Chronic Guillain-Barré syndrome is also a type of Guillain-Barré syndrome. The main difference is that multiple nerve roots are affected. The course of the disease is relatively slow, but it is prone to relapse. Common symptoms include movement disorders, sensory disorders, emission disorders, etc. If you discover such symptoms, you need to seek treatment promptly.

Chronic Guillain-Barré syndrome is also known as chronic infectious demyelinating polyneuropathy (CIDP). Similar to AIDP but different. CIDP has a slow course and is prone to relapse, with symptoms mainly characterized by muscle weakness and sensory impairment.
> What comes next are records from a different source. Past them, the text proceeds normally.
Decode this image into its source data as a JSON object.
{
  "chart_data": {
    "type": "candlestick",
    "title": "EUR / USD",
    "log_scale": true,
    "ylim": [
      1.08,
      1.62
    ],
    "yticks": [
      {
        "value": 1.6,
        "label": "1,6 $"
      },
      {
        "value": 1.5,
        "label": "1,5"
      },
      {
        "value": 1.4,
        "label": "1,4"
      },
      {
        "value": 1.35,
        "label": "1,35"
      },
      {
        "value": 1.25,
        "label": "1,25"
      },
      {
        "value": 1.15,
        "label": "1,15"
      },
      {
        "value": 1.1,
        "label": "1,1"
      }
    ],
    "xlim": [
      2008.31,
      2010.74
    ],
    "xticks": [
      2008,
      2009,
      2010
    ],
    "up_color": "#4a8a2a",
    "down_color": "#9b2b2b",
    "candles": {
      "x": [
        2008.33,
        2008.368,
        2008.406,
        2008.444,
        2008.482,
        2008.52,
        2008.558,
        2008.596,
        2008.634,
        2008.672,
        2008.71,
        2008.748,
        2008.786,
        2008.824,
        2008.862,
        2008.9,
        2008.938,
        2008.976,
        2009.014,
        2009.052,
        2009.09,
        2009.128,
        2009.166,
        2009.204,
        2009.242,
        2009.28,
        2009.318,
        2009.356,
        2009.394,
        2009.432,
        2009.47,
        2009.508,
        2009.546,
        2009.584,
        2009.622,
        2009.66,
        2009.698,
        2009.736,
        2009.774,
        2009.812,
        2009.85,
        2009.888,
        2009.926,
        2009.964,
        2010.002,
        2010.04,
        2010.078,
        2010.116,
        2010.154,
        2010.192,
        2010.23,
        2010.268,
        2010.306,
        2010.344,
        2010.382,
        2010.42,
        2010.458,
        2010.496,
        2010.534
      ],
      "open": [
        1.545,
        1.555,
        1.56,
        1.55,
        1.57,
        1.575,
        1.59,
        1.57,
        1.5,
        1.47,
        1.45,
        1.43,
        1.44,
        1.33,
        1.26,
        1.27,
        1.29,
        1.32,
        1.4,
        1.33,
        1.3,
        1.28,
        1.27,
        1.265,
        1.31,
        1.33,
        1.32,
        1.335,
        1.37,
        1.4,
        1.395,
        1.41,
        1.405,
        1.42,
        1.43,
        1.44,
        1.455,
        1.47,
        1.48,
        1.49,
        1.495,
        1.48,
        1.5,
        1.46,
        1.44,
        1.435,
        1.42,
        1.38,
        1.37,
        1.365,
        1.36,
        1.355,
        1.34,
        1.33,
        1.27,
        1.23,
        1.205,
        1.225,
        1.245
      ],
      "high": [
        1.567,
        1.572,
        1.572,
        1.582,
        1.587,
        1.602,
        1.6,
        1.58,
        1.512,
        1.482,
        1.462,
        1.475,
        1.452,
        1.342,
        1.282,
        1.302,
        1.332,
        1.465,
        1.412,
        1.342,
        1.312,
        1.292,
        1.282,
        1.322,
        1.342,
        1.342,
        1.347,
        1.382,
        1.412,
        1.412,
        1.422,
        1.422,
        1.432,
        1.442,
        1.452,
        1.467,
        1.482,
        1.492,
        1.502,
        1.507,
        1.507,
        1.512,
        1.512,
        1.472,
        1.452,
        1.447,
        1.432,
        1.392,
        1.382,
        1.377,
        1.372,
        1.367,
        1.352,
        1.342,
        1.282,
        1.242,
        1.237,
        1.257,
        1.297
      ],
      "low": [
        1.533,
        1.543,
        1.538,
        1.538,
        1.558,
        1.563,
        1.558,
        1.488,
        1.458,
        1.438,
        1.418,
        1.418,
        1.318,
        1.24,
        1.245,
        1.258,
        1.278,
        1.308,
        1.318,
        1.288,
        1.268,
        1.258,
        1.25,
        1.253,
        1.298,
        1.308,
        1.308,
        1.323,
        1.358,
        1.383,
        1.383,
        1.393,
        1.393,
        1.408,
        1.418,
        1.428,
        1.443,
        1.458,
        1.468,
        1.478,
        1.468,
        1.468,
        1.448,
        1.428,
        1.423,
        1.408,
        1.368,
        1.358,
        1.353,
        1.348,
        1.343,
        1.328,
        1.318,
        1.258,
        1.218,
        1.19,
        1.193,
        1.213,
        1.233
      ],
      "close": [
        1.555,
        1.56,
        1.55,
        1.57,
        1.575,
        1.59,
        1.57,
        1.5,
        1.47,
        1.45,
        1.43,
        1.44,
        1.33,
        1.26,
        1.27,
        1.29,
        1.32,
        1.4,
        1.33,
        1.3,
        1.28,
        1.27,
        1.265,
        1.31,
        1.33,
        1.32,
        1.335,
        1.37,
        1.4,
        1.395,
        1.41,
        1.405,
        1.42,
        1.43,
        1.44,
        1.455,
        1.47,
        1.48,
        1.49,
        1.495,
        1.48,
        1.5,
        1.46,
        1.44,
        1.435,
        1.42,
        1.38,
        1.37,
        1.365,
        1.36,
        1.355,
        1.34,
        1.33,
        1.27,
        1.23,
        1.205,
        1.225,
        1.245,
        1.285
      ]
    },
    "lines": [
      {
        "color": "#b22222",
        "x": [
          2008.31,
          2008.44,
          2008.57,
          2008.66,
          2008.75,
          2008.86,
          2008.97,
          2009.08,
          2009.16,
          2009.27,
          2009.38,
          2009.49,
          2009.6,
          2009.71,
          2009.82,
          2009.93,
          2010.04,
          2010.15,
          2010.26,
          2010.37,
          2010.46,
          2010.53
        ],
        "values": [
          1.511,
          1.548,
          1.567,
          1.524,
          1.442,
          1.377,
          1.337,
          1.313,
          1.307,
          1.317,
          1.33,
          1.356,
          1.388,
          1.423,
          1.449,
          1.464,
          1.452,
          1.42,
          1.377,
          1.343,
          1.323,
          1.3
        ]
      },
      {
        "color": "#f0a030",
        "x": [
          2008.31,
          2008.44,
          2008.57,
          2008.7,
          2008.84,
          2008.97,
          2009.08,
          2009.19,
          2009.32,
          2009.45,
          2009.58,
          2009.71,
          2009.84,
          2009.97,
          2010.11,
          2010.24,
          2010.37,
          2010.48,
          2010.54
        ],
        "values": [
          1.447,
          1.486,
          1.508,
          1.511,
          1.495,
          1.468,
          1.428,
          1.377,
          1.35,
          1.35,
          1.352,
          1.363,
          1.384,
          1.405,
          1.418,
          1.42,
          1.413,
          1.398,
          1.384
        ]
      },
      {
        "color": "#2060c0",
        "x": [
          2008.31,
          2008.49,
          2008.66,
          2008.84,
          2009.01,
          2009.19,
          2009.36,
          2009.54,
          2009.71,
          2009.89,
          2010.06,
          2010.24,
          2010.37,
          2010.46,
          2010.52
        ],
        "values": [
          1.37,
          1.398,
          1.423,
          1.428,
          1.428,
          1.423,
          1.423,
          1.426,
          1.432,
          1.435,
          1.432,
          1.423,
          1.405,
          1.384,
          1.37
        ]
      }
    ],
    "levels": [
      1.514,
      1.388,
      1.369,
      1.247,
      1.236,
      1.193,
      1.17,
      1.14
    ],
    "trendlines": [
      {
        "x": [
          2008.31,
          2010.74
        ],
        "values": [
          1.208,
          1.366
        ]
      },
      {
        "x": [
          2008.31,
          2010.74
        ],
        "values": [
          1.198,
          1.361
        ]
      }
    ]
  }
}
Symptoms of muscle weakness are often symmetrical, mainly manifesting as weakness of the shoulders, upper arms and thighs, and may also be combined with weakness of the forearms, calves, hands and feet. Limb weakness is often more common than trunk weakness. Lower limb weakness is often manifested as unsteady walking, easy stepping on empty space, inability to stand for long periods of time, difficulty going up and down stairs, and difficulty sitting up. Weakness in the upper limbs can cause difficulty in using keys to open locks, holding a pen, unbuttoning, and combing hair. Most muscles are atrophied. A considerable number of patients present with rapidly progressive clinical disease progression, with atrophy and weakness of the distal limbs progressively developing toward the proximal muscles, and even involving the chest, back, and neck muscles, causing systemic muscle atrophy; what's worse, it quickly leads to atrophy of the respiratory muscles, clinically manifested as dyspnea, and the patient's life is in danger due to respiratory failure and heart failure.
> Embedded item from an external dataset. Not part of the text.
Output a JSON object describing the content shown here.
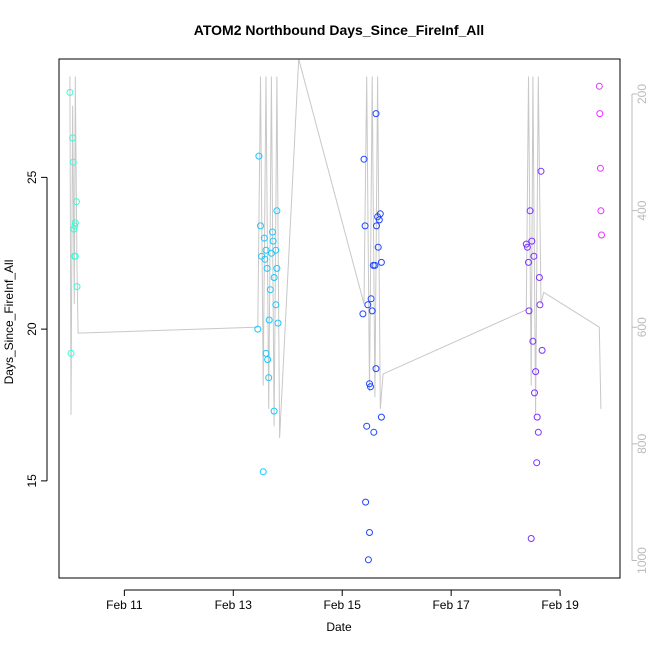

(1) Movement disorders: Paralysis of the limbs and trunk is the main symptom of this disease. It usually starts from the lower limbs and gradually spreads to the trunk muscles, upper limbs and cranial nerves, and can spread from one side to the other. The disease usually reaches its peak within 1 to 2 weeks. The paralysis is generally more severe proximally than distally, with low muscle tone. If breathing, swallowing and pronunciation are affected, it may cause paralysis of spontaneous breathing, difficulty in swallowing and pronunciation, and endanger life.

(2) Sensory impairment: Generally mild, often starting with numbness or tingling in the extremities. There may also be a stocking-like decrease in sensation, loss of sensation, or hypersensitivity, as well as spontaneous pain, with tenderness being more pronounced in the gastrocnemius and anterior wall muscle angle. Segmental or tract sensory disturbances may occasionally be seen.

(3) Ejaculation disorder: The tendon reflexes of the limbs are often symmetrically weakened or absent, while the abdominal wall and cremaster reflexes are mostly normal. A small number of patients may develop pathological reflex signs due to involvement of the vertebral tract.